I have found that they can tolerate lower water temp than what is usually recommended and still get good growth and development as well as finnage.


----------



## Kempberk (Oct 15, 2010)

Well, 75-76F is a little hot for me to fall asleep  70 is really doable tho. Ill put the jars next to my space heater anyways, so there its probably a little warmer. Well see how it works out. I also found the DIY tank divider tutorial, extremely usefull! I am talking with a selling of a 60cm tank.

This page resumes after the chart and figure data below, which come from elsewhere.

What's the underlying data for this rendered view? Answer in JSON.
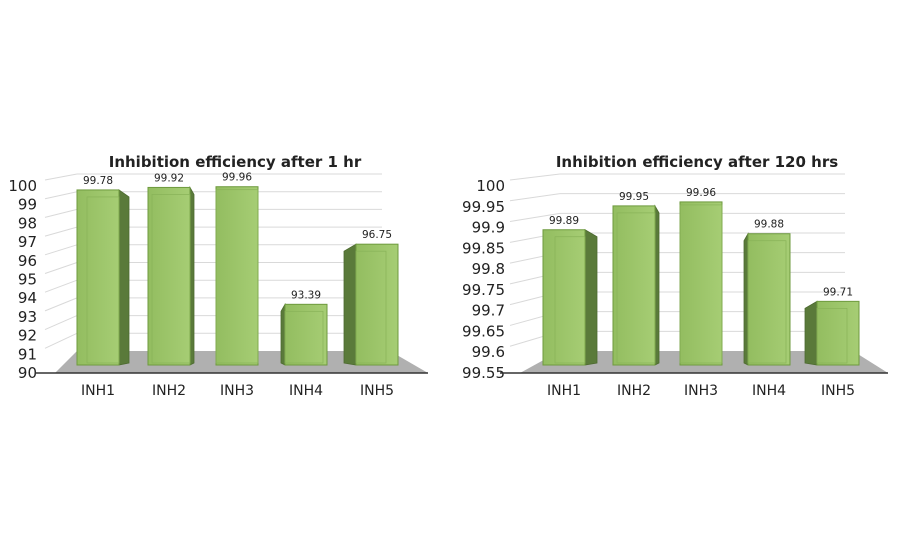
{
  "chart_data": [
    {
      "type": "bar",
      "title": "Inhibition efficiency after 1 hr",
      "categories": [
        "INH1",
        "INH2",
        "INH3",
        "INH4",
        "INH5"
      ],
      "values": [
        99.78,
        99.92,
        99.96,
        93.39,
        96.75
      ],
      "value_labels": [
        "99.78",
        "99.92",
        "99.96",
        "93.39",
        "96.75"
      ],
      "yticks": [
        "90",
        "91",
        "92",
        "93",
        "94",
        "95",
        "96",
        "97",
        "98",
        "99",
        "100"
      ],
      "ylim": [
        90,
        100
      ],
      "xlabel": "",
      "ylabel": "",
      "grid": true,
      "legend": "none",
      "style": "3d"
    },
    {
      "type": "bar",
      "title": "Inhibition efficiency after 120 hrs",
      "categories": [
        "INH1",
        "INH2",
        "INH3",
        "INH4",
        "INH5"
      ],
      "values": [
        99.89,
        99.95,
        99.96,
        99.88,
        99.71
      ],
      "value_labels": [
        "99.89",
        "99.95",
        "99.96",
        "99.88",
        "99.71"
      ],
      "yticks": [
        "99.55",
        "99.6",
        "99.65",
        "99.7",
        "99.75",
        "99.8",
        "99.85",
        "99.9",
        "99.95",
        "100"
      ],
      "ylim": [
        99.55,
        100
      ],
      "xlabel": "",
      "ylabel": "",
      "grid": true,
      "legend": "none",
      "style": "3d"
    }
  ],
  "colors": {
    "front": "#9cc46a",
    "front_light": "#a9d07a",
    "side": "#5a7a3a",
    "edge": "#6e9a3e",
    "floor": "#b0b0b0",
    "grid": "#d9d9d9"
  }
}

Dont know the exact dimensions, but I think its 54L/14-15G. I could easily divide it in 3 or 4 compartments to house 4 beautiful males  Then I only need a breed/spawn tank and jars.


----------



## MrVampire181 (May 12, 2009)

You can get a big plastic tub, add a few inches of water, put in a heater, and add the jars VOILA


----------



## Kempberk (Oct 15, 2010)




----------



## dramaqueen (Jul 7, 2008)

MrVampire181 said:


> You can get a big plastic tub, add a few inches of water, put in a heater, and add the jars VOILA


 
Good advice.


----------



## Kempberk (Oct 15, 2010)

I going to get a 60cm tank (think its at least 54L) with heater and filter. Might divide it in 2 or 3 compartments so I can house 3 males and a few females  For breeding ill get another tank and some jars/plastic tanks etc. My roommate is getting a 80cm tank so I could house some fish over there as well


----------



## Kempberk (Oct 15, 2010)

Yay, got the tank, a heater and a filter  My roommate is going to keep my females in his 80cm tank and I gonna breed and keep the males


----------



## PeggyJ (Oct 15, 2010)

wont the heater melt the tub?


----------



## MrVampire181 (May 12, 2009)

Nope. I use plastic tubs with heaters all the time.


----------



## brandonwlee (Jun 22, 2009)

use a good reputable heater, remember to have a water volume minimal to the heater's suggestion, or ask your local fish shop, dont put your heater to heat your single bottle of betta, heater are designed for tanks not jars, so your fish will be barbequed in no time. soak all your jars in a big enaugh tank and heat the water of the tank, thats what all of us do if we need constant temperature.


----------